Il n’y a donc pas de « priorité donnée à la rémunération des actionnaires » comme l’affirme OXFAM.

Au surplus celle-ci ne saurait reprocher, comme elle le fait pourtant, aux grandes entreprises d’avoir fait baisser leur taux d’endettement en privilégiant ces dernières années les augmentations de capital plutôt que l’endettement. En effet, au cours des dix dernières années, le gearing (endettement net rapporté aux fonds propres) de ces entreprises s’est réduit de 53 à 36 % (hors financières). Mais si elles avaient emprunté plus, elles auraient supporté des intérêts qui auraient amputé le bénéfice distribuable. En réalité d’ailleurs, le poids global de la dette nette de ces entreprises est resté stable sur les dix dernières années, soit 240 Md€ environ, hors finance, en 2006 comme en 2016, mais le montant de leurs fonds propres est passé sur cette période de 453 Md€ à 677 Md€, ce qui leur donne les moyens et d’investir et de distribuer.

Les obsessions paranoïaques d’OXFAM

Enfin, OXFAM entonne son refrain préféré pour dénoncer une fraude fiscale, qu’elle ne fait d’ailleurs que suspecter, liée à l’existence de trop nombreuses filiales à l’étranger des multinationales du CAC 40. Elle observe :

Même s’il ne s’agit pas d’une preuve formelle d’évasion fiscale, une telle concentration de filiales dans les paradis fiscaux soulève de nombreuses questions.

Et elle ajoute que

Cette situation est d’autant plus discutable que les entreprises… affichent des taux d’imposition plus faibles que les 33 % en vigueur en France.

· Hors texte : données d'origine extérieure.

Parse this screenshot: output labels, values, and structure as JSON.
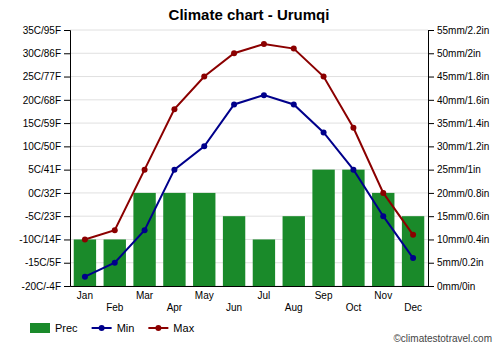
{
  "chart_data": {
    "type": "bar",
    "title": "Climate chart - Urumqi",
    "categories": [
      "Jan",
      "Feb",
      "Mar",
      "Apr",
      "May",
      "Jun",
      "Jul",
      "Aug",
      "Sep",
      "Oct",
      "Nov",
      "Dec"
    ],
    "series": [
      {
        "name": "Prec",
        "type": "bar",
        "axis": "y2",
        "color": "#1a8a2a",
        "values": [
          10,
          10,
          20,
          20,
          20,
          15,
          10,
          15,
          25,
          25,
          20,
          15
        ]
      },
      {
        "name": "Min",
        "type": "line",
        "marker": "circle",
        "color": "#00008b",
        "values": [
          -18,
          -15,
          -8,
          5,
          10,
          19,
          21,
          19,
          13,
          5,
          -5,
          -14
        ]
      },
      {
        "name": "Max",
        "type": "line",
        "marker": "circle",
        "color": "#8b0000",
        "values": [
          -10,
          -8,
          5,
          18,
          25,
          30,
          32,
          31,
          25,
          14,
          0,
          -9
        ]
      }
    ],
    "ylim": [
      -20,
      35
    ],
    "yticks": [
      {
        "value": -20,
        "label": "-20C/-4F"
      },
      {
        "value": -15,
        "label": "-15C/5F"
      },
      {
        "value": -10,
        "label": "-10C/14F"
      },
      {
        "value": -5,
        "label": "-5C/23F"
      },
      {
        "value": 0,
        "label": "0C/32F"
      },
      {
        "value": 5,
        "label": "5C/41F"
      },
      {
        "value": 10,
        "label": "10C/50F"
      },
      {
        "value": 15,
        "label": "15C/59F"
      },
      {
        "value": 20,
        "label": "20C/68F"
      },
      {
        "value": 25,
        "label": "25C/77F"
      },
      {
        "value": 30,
        "label": "30C/86F"
      },
      {
        "value": 35,
        "label": "35C/95F"
      }
    ],
    "y2lim": [
      0,
      55
    ],
    "y2ticks": [
      {
        "value": 0,
        "label": "0mm/0in"
      },
      {
        "value": 5,
        "label": "5mm/0.2in"
      },
      {
        "value": 10,
        "label": "10mm/0.4in"
      },
      {
        "value": 15,
        "label": "15mm/0.6in"
      },
      {
        "value": 20,
        "label": "20mm/0.8in"
      },
      {
        "value": 25,
        "label": "25mm/1in"
      },
      {
        "value": 30,
        "label": "30mm/1.2in"
      },
      {
        "value": 35,
        "label": "35mm/1.4in"
      },
      {
        "value": 40,
        "label": "40mm/1.6in"
      },
      {
        "value": 45,
        "label": "45mm/1.8in"
      },
      {
        "value": 50,
        "label": "50mm/2in"
      },
      {
        "value": 55,
        "label": "55mm/2.2in"
      }
    ],
    "grid": true,
    "legend": "bottom",
    "annotations": [
      {
        "text": "©climatestotravel.com"
      }
    ]
  }
}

OXFAM oublie qu’en effet les entreprises payent généralement des impôts plus modestes ailleurs qu’en France, notre pays ayant l’un des taux d’imposition des bénéfices les plus élevés du monde, après les États-Unis.

Il est normal que ces entreprises qui font la plus grande partie de leurs bénéfices ailleurs aient des filiales, dont la liste est publiée avec leurs comptes accessibles sur internet, dans de nombreuses juridictions étrangères, y compris à faible taux d’impôt, et soient moins imposées qu’elles ne le seraient en France. Elles ne le sont d’ailleurs guère moins : les deux leaders mondiaux sur leur marché que sont les groupes Arnault et Pinault payent un taux global d’imposition effectif de respectivement 30 et 25%, proche du taux supporté par les groupes plus hexagonaux.

Avant que les informations d’OXFAM soient reprises en boucle par la presse, il serait préférable de les soumettre à la question.